Not a week goes by without news on the gap between funding female founders and and the 97% male venture capital industry. This comes at a time when investing with a gender lens is validated in many wealth creation strategies. Plus, investing in diverse startup teams is one of the  emerging trends venture capital frontier, in no small part because 41% of the startups pitching capital are women- or minority led today.

So while many theories are proposed about the ability of all-male firms to guide their investments in groups that “don’t look like them,” there has been too little quantitative research to point a finger toward solutions–until this.

The good news: all male investors have no screening bias

Raina’s regression analysis demystified screening bias in all male venture capitalist teams. Basically, he found that they fund female-led startups as readily as female VCs do.  Many work hard to make sure they are not biased against women-led firms, and the numbers say they’re not fooling themselves.

The bad: all-male investors can sabotage women-led startups

The analysis also showed that, “securing financing from an all-male venture capital firm may drastically reduce the probability of a successful exit” for female-led startups.

Unpacking the academics, the size of the unwitting sabotage is significant: 30% diminished exit rates. No fund, and no founder, wants that.

However, that gap in exit rate performance  disappeared entirely among startups financed with women VCs in the mix.

One  hypothesis is that, as a generalization, all-male VCs don’t mentor women founders as effectively as women VCs do. Although there are certainly female founders are have great male VC mentors, they may be the lucky few.
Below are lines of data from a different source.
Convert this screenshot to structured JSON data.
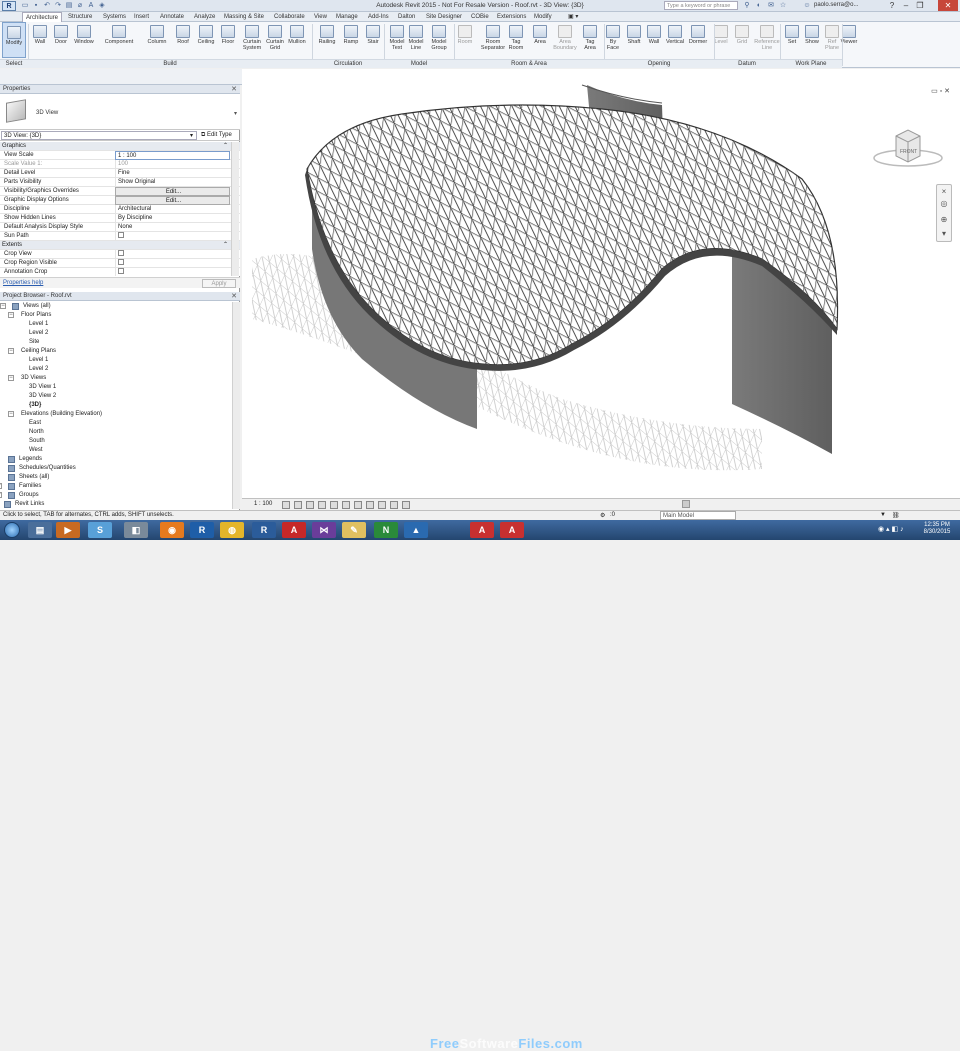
{
  "titlebar": {
    "title": "Autodesk Revit 2015  -  Not For Resale Version  -  Roof.rvt - 3D View: {3D}",
    "search_placeholder": "Type a keyword or phrase",
    "user": "paolo.serra@o...",
    "app_letter": "R"
  },
  "tabs": [
    "Architecture",
    "Structure",
    "Systems",
    "Insert",
    "Annotate",
    "Analyze",
    "Massing & Site",
    "Collaborate",
    "View",
    "Manage",
    "Add-Ins",
    "Dalton",
    "Site Designer",
    "COBie",
    "Extensions",
    "Modify"
  ],
  "ribbon": {
    "buttons": [
      {
        "label": "Modify",
        "icon": "cursor-icon"
      },
      {
        "label": "Wall",
        "icon": "wall-icon"
      },
      {
        "label": "Door",
        "icon": "door-icon"
      },
      {
        "label": "Window",
        "icon": "window-icon"
      },
      {
        "label": "Component",
        "icon": "component-icon"
      },
      {
        "label": "Column",
        "icon": "column-icon"
      },
      {
        "label": "Roof",
        "icon": "roof-icon"
      },
      {
        "label": "Ceiling",
        "icon": "ceiling-icon"
      },
      {
        "label": "Floor",
        "icon": "floor-icon"
      },
      {
        "label": "Curtain System",
        "icon": "curtain-system-icon"
      },
      {
        "label": "Curtain Grid",
        "icon": "curtain-grid-icon"
      },
      {
        "label": "Mullion",
        "icon": "mullion-icon"
      },
      {
        "label": "Railing",
        "icon": "railing-icon"
      },
      {
        "label": "Ramp",
        "icon": "ramp-icon"
      },
      {
        "label": "Stair",
        "icon": "stair-icon"
      },
      {
        "label": "Model Text",
        "icon": "model-text-icon"
      },
      {
        "label": "Model Line",
        "icon": "model-line-icon"
      },
      {
        "label": "Model Group",
        "icon": "model-group-icon"
      },
      {
        "label": "Room",
        "icon": "room-icon"
      },
      {
        "label": "Room Separator",
        "icon": "room-separator-icon"
      },
      {
        "label": "Tag Room",
        "icon": "tag-room-icon"
      },
      {
        "label": "Area",
        "icon": "area-icon"
      },
      {
        "label": "Area Boundary",
        "icon": "area-boundary-icon"
      },
      {
        "label": "Tag Area",
        "icon": "tag-area-icon"
      },
      {
        "label": "By Face",
        "icon": "by-face-icon"
      },
      {
        "label": "Shaft",
        "icon": "shaft-icon"
      },
      {
        "label": "Wall",
        "icon": "wall-opening-icon"
      },
      {
        "label": "Vertical",
        "icon": "vertical-icon"
      },
      {
        "label": "Dormer",
        "icon": "dormer-icon"
      },
      {
        "label": "Level",
        "icon": "level-icon"
      },
      {
        "label": "Grid",
        "icon": "grid-icon"
      },
      {
        "label": "Reference Line",
        "icon": "reference-line-icon"
      },
      {
        "label": "Set",
        "icon": "set-icon"
      },
      {
        "label": "Show",
        "icon": "show-icon"
      },
      {
        "label": "Ref Plane",
        "icon": "ref-plane-icon"
      },
      {
        "label": "Viewer",
        "icon": "viewer-icon"
      }
    ],
    "groups": [
      "Select",
      "Build",
      "Circulation",
      "Model",
      "Room & Area",
      "Opening",
      "Datum",
      "Work Plane"
    ]
  },
  "properties": {
    "header": "Properties",
    "type_name": "3D View",
    "view_select": "3D View: {3D}",
    "edit_type": "Edit Type",
    "rows": [
      {
        "k": "Graphics",
        "v": ""
      },
      {
        "k": "View Scale",
        "v": "1 : 100"
      },
      {
        "k": "Scale Value    1:",
        "v": "100"
      },
      {
        "k": "Detail Level",
        "v": "Fine"
      },
      {
        "k": "Parts Visibility",
        "v": "Show Original"
      },
      {
        "k": "Visibility/Graphics Overrides",
        "v": "Edit..."
      },
      {
        "k": "Graphic Display Options",
        "v": "Edit..."
      },
      {
        "k": "Discipline",
        "v": "Architectural"
      },
      {
        "k": "Show Hidden Lines",
        "v": "By Discipline"
      },
      {
        "k": "Default Analysis Display Style",
        "v": "None"
      },
      {
        "k": "Sun Path",
        "v": ""
      },
      {
        "k": "Extents",
        "v": ""
      },
      {
        "k": "Crop View",
        "v": ""
      },
      {
        "k": "Crop Region Visible",
        "v": ""
      },
      {
        "k": "Annotation Crop",
        "v": ""
      }
    ],
    "help": "Properties help",
    "apply": "Apply"
  },
  "project_browser": {
    "header": "Project Browser - Roof.rvt",
    "nodes": [
      {
        "label": "Views (all)",
        "toggle": "−"
      },
      {
        "label": "Floor Plans",
        "toggle": "−"
      },
      {
        "label": "Level 1",
        "toggle": ""
      },
      {
        "label": "Level 2",
        "toggle": ""
      },
      {
        "label": "Site",
        "toggle": ""
      },
      {
        "label": "Ceiling Plans",
        "toggle": "−"
      },
      {
        "label": "Level 1",
        "toggle": ""
      },
      {
        "label": "Level 2",
        "toggle": ""
      },
      {
        "label": "3D Views",
        "toggle": "−"
      },
      {
        "label": "3D View 1",
        "toggle": ""
      },
      {
        "label": "3D View 2",
        "toggle": ""
      },
      {
        "label": "{3D}",
        "toggle": ""
      },
      {
        "label": "Elevations (Building Elevation)",
        "toggle": "−"
      },
      {
        "label": "East",
        "toggle": ""
      },
      {
        "label": "North",
        "toggle": ""
      },
      {
        "label": "South",
        "toggle": ""
      },
      {
        "label": "West",
        "toggle": ""
      },
      {
        "label": "Legends",
        "toggle": ""
      },
      {
        "label": "Schedules/Quantities",
        "toggle": ""
      },
      {
        "label": "Sheets (all)",
        "toggle": ""
      },
      {
        "label": "Families",
        "toggle": "+"
      },
      {
        "label": "Groups",
        "toggle": "+"
      },
      {
        "label": "Revit Links",
        "toggle": ""
      }
    ]
  },
  "viewport": {
    "viewcube_face": "FRONT"
  },
  "viewbar": {
    "scale": "1 : 100"
  },
  "status": {
    "text": "Click to select, TAB for alternates, CTRL adds, SHIFT unselects.",
    "model": "Main Model",
    "zoom": ":0"
  },
  "taskbar": {
    "time": "12:35 PM",
    "date": "8/30/2015"
  },
  "watermark": {
    "part1": "Free",
    "part2": "Software",
    "part3": "Files.com"
  }
}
Female VCs don’t hurt all-male startup teams

Interestingly, the reverse pattern didn’t prove to be true. When an all-male startup team was financed by a female VC, they had typical exit rates.

The fix? Female VCs create on-par outcomes

“For venture firms,” he wrote, “it’s important to recognize that having female investors improves the chances of success for the female-led startups they finance.” Since the 30% exit rate gap is significant, smart VC firms (97% of which are all male) would do well to bring women investors into the decision making.
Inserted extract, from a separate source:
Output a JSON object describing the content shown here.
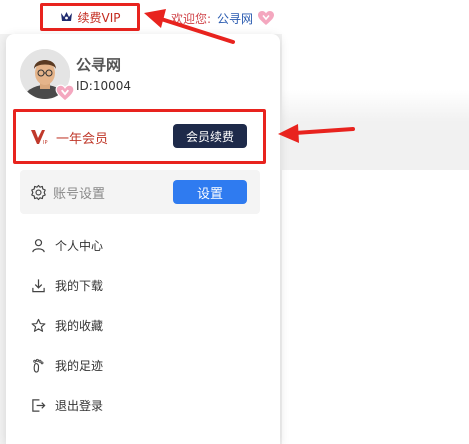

If a female-led startup getting funded by an all-male team stunts your startup’s exit by 30%, Raina brought up that, “some intrinsically valuable firms do not succeed despite getting access to VC financing.”
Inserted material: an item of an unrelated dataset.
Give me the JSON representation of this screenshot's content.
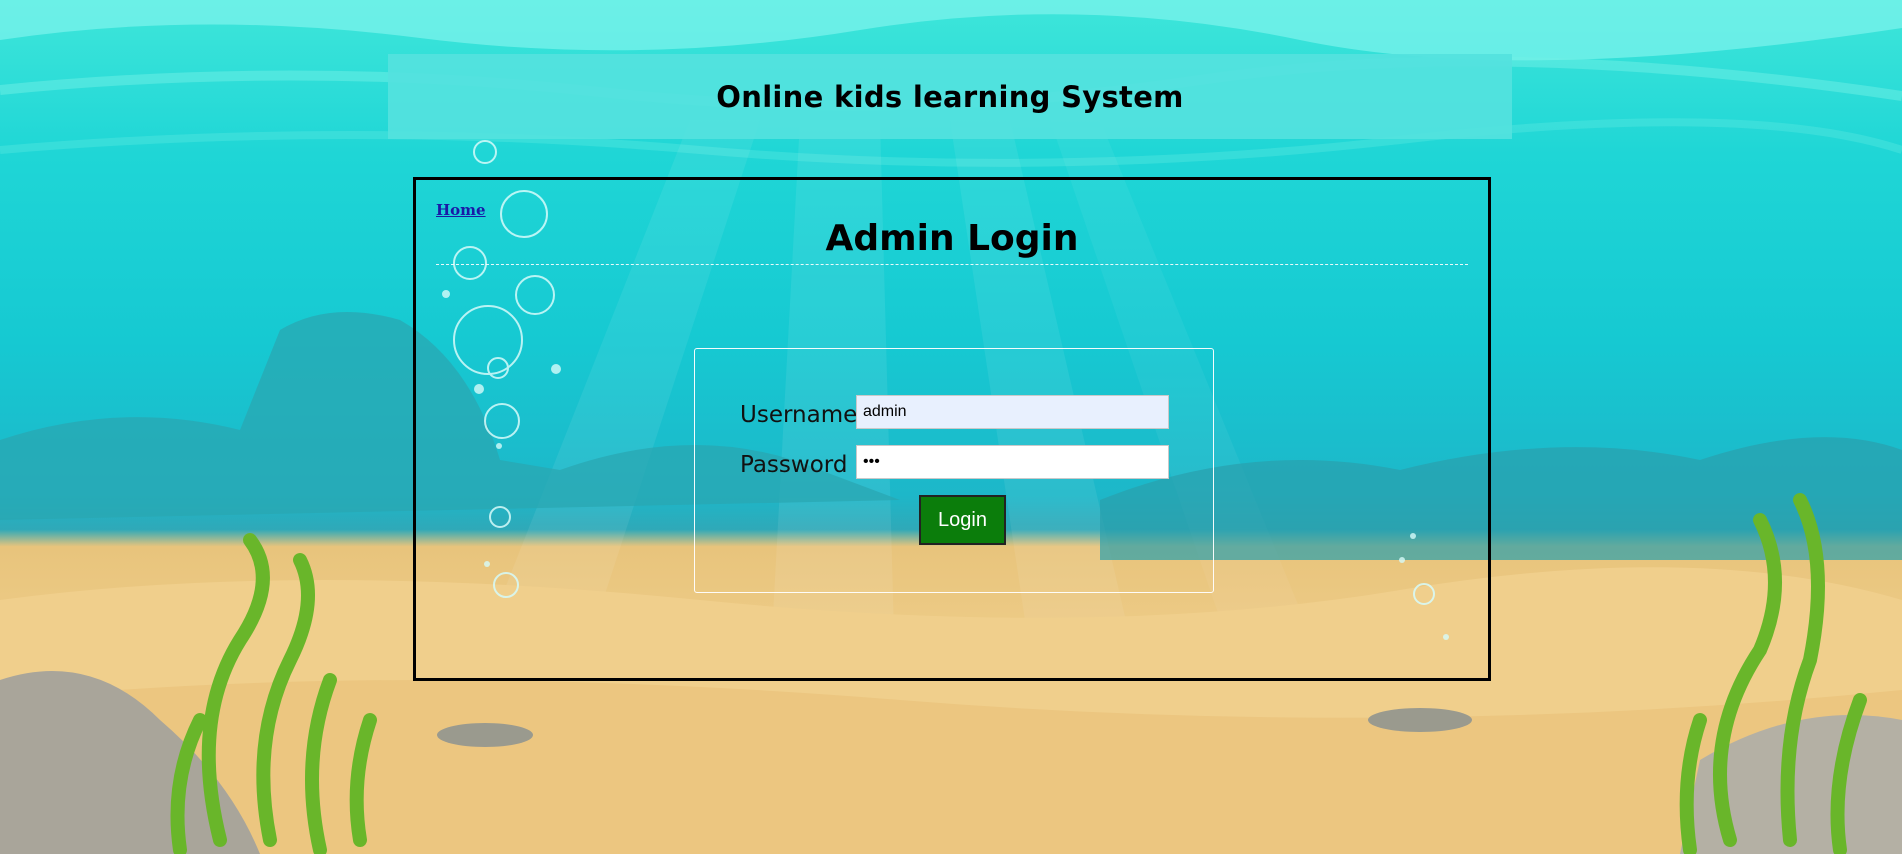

Investors should take a second look at the risk of all-male VC firms

“VC-induced reduction in success rates means that some VCs waste LP-invested resources,” Raina points out.

One of the most sobering takeaways from the research was that this reality creates a 30% exit headwind for female-led startups funded by all male investors.

In the future, Raina is looking into “whether it is picking or support that makes the difference for female founders’ startups financed by female versus all-male VCs. I think this would be important for us to understand, because, with evidence explaining what causes the problem, VCs could address them. Ultimately, it’s not just bad for startups to perform poorly but also bad for VCs to have poorly performing startups.” Indeed.